Writing about Blackout, Sasha Frere-Jones wrote that the album works because Britney had the money and the taste to bring in a dream-team of collaborators, but that doesn't quite seem to be the case either. Most of Britney's collaborators here (Danja, Bloodshy & Avant) aren't quite A-list; if her label wanted to ensure massive success, it might've sprung for Timbaland and Akon instead. T-Pain and Pharrell both pop up, but most of them are there in service of god-awful tracks near the back of the album. Assigning credit on an album like this one can be a dicey business, but the tracks here are mostly streamlined Euroclub dance-tracks that fit Britney's icy monotone a whole lot better, for my money, than the precise Max Martin teenpop that made her famous in the first place. Tracks like these need serious hooks to work, but as often as not the hooks are there.

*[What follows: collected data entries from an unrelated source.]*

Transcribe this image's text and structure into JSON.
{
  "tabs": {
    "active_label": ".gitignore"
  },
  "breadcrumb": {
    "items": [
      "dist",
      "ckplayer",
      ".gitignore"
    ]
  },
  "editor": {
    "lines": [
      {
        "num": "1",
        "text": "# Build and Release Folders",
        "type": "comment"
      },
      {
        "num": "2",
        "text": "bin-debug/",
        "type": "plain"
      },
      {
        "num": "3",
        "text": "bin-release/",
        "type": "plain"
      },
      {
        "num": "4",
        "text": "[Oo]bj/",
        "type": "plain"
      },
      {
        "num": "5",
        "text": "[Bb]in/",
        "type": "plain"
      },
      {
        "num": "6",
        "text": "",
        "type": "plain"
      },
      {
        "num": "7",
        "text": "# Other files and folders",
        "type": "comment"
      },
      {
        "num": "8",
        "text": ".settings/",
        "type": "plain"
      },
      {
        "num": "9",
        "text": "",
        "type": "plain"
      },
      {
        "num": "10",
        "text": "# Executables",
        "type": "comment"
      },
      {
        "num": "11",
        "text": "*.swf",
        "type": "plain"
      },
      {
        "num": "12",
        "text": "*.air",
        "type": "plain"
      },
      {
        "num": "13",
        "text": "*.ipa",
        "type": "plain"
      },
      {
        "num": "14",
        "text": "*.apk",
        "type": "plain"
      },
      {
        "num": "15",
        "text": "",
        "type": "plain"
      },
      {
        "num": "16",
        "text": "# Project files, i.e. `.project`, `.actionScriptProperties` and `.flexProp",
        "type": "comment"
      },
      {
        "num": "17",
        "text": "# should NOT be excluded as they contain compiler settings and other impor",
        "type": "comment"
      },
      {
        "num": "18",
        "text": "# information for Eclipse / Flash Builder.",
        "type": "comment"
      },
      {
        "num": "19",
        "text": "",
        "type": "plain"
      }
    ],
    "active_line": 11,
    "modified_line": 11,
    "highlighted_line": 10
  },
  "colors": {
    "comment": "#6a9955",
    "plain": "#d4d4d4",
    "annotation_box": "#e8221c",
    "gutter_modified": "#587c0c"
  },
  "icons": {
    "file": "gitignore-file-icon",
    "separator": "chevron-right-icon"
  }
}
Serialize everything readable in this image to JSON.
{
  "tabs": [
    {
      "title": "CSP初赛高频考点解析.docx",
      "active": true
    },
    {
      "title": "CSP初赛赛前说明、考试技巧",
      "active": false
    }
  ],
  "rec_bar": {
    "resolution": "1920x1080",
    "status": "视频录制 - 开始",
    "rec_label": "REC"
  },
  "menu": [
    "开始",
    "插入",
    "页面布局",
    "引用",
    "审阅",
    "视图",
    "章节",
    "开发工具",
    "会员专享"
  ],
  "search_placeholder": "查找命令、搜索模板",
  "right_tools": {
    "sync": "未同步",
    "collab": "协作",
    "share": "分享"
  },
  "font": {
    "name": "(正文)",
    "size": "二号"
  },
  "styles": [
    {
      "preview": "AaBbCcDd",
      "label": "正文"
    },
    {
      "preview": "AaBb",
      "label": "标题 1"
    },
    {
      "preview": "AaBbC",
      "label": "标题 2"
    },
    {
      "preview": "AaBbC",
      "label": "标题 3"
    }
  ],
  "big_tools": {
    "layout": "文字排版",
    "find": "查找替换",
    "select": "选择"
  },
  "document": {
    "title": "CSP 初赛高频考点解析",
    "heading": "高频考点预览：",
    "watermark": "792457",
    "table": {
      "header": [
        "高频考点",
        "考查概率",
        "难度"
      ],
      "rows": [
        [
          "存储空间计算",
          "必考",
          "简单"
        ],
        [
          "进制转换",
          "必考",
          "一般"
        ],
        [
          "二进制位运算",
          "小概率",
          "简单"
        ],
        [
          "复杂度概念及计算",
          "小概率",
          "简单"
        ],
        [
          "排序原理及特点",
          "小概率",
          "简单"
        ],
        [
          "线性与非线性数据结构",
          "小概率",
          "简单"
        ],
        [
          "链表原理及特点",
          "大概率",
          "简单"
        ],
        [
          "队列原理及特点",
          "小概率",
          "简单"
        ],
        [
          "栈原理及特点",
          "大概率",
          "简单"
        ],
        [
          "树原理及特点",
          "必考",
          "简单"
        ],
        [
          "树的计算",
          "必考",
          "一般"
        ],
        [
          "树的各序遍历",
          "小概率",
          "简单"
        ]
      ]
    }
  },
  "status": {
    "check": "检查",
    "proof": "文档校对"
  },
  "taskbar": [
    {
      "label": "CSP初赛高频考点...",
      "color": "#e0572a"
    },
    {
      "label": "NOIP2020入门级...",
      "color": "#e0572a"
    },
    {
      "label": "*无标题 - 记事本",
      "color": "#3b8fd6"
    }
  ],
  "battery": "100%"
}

Things only really get out of hand on the second half, when the hooks disappear and Britney tries out when Britney tries out a couple of ill-advised vocal tricks, like operatic wailing or stilted rapping. The godawful rapping, as much as the glossy dance-pop, reminds me of the self-titled album that the internet-beloved Swedish pop singer Robyn released a while back. Maybe not coincidentally, Robyn shows up as a backing vocalist here, and it'd be fun to credit her with some of the album's triumphant moments as well as the rapping. But then, we don't really know much of anything about the creation of Blackout; it's practically the only thing mysterious left in Britney Spears's life. Blackout probably shouldn't exist, and it certainly shouldn't be any good. The Eagles might have blown her out of the water commercially, but Britney Spears should still hold her head high.